En particulier, les dividendes versés par les SCPI « européennes » ne subissent pas les prélèvements sociaux français au taux de 17,2%.

D’autre part, comme ces revenus de source étrangère sont déjà nets de fiscalité d’origine des pays où sont situés les immeubles, la fiscalité française ne peut s’appliquer en sus (ce qui est un avantage considérable pour les contribuables les plus lourdement imposés), seule une réintégration virtuelle des dividendes correspondants dans l’assiette globale des revenus de l’associé pour le calcul du taux moyen d’imposition est en pratique réalisé lors de la déclaration de revenus.
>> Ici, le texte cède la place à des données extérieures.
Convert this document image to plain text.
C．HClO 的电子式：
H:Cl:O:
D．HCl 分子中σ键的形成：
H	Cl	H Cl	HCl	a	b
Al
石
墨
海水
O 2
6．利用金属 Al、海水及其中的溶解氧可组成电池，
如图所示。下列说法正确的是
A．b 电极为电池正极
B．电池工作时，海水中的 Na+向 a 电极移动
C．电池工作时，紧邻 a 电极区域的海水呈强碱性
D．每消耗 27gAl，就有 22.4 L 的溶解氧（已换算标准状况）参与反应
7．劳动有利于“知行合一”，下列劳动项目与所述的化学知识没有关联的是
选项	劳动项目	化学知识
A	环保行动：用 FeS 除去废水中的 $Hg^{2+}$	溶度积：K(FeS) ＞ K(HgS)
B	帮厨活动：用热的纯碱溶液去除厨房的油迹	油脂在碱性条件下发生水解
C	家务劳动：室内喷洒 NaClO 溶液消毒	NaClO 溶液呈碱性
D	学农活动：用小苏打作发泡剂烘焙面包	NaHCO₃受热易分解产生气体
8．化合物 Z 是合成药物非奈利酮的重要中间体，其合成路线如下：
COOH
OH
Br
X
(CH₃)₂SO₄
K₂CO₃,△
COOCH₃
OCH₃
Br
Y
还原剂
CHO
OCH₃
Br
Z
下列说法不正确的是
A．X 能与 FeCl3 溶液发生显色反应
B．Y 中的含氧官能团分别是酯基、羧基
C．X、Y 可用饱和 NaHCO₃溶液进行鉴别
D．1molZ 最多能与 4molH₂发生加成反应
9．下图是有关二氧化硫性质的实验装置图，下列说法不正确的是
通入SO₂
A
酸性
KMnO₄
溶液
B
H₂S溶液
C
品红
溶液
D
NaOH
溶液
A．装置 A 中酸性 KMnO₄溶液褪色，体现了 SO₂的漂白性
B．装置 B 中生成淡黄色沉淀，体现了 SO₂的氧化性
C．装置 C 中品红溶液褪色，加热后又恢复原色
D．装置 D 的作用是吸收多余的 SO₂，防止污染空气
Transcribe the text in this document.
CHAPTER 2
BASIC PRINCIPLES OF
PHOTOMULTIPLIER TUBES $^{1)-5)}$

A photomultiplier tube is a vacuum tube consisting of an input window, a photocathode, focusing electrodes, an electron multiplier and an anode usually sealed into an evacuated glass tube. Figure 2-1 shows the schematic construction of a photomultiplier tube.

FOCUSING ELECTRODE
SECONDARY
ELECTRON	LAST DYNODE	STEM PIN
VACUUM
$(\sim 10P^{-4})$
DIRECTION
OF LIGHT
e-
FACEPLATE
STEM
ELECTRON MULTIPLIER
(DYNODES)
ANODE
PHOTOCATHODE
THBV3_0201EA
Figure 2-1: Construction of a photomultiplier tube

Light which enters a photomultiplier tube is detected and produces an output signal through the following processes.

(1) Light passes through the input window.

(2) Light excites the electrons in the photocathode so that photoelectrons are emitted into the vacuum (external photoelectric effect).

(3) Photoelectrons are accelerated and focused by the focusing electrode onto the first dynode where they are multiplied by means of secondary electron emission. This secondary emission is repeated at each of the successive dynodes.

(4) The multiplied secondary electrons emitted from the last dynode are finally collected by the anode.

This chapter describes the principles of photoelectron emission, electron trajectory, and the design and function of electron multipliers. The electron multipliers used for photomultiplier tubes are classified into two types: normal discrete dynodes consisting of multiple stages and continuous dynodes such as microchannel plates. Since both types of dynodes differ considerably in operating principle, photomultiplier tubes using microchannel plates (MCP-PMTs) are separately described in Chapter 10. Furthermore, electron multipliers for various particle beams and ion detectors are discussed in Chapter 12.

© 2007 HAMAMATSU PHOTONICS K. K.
La fiscalité globale des SCPI « européennes » est ainsi divisée par 2 -voire 3 selon la situation du contribuable- par rapport à des SCPI classiques investies uniquement en France.

 

Pour en savoir plus :

La fiscalité des SCPI Européennes

 

Les SCPI « européennes » permettent de diversifier l’exposition immobilière et de réduire les risques

Investir en dehors des frontières nationales, pour l’immobilier comme pour n’importe quel actif financier, permet de s’exposer à des zones économiques, juridiques et fiscales différentes. C’est une forme de diversification intéressante pour l’investisseur dans la mesure où cela va lui permettre de bénéficier des caractéristiques propres de chaque marché, qu’elles soient structurelles ou conjoncturelles. On comprend aisément que les cycles économiques varient fortement d’une région européenne à l’autre malgré l’homogénéité monétaire apportée par l’euro.

Les différents pays européens ne réagissent pas tous de la même façon aux différents aléas économiques qu’ils peuvent subir :

- cela a par exemple été très clairement le cas lors de la crise financière de 2008, au cours de laquelle l’Europe du nord a été relativement moins touchée que l’Europe du sud.

- En 2020, la pandémie de Covid-19 a également atteint de façon assez hétérogène les différents pays : les confinements n’ont pas eu lieu au même moment et n’ont pas eu la même durée ni les mêmes modalités, certains secteurs économiques étaient plus concernés que d’autres, etc…

Voilà pour l’aspect conjoncturel, mais il existe aussi des différences structurelles entre les différents marchés immobiliers européens qui peuvent apporter une diversification intéressante : les taux de rendement ne sont pas les mêmes d’une métropole à l’autre, la vacance locative structurelle peut aussi être très variable, la longueur et la forme juridique des baux contractualisés avec les locataires sont également des paramètres très différents d’un pays à l’autre.

Il ne faut donc pas négliger l’investissement immobilier européen comme source de diversification pour les SCPI, et qui dit diversification du portefeuille investi, dit fort logiquement diminution du risque global selon le vieil adage que les investisseurs connaissent bien : « ne pas mettre tous ses œufs dans le même panier ».

 

Conclusion

A l’aune d’une pandémie sans précédent depuis plus d’un siècle, l’année 2020 aura rétrospectivement rebattu les cartes du rendement et du risque pour un certain nombre de placements financiers et immobiliers.

Concernant le marché des SCPI, la résistance des loyers à la crise économique a pu surprendre positivement sur l’année 2020, puisque la baisse moyenne du TDVM des SCPI sera de l’ordre de 7% par rapport à l’année 2019.

Mais cette moyenne cache de fortes disparités entre les différentes typologies de SCPI. A ce titre, il est remarquable de constater que ce ne sont pas les SCPI les plus conservatrices en terme de rendement distribué qui ont nécessairement été les plus résilientes face à la crise de la Covid-19 : les SCPI dites « européennes », qui ont historiquement plus rapporté à leurs associés (de l’ordre de 100 points de base de rendement supplémentaire) que les SCPI majoritairement investies sur les marchés immobiliers domestiques, sont aussi parmi celles qui auront été le moins impactées par la crise sanitaire et économique de 2020. C’est une illustration concrète de la diversification et de la diminution du risque apportés par un investissement immobilier qui ne se limite pas à nos frontières.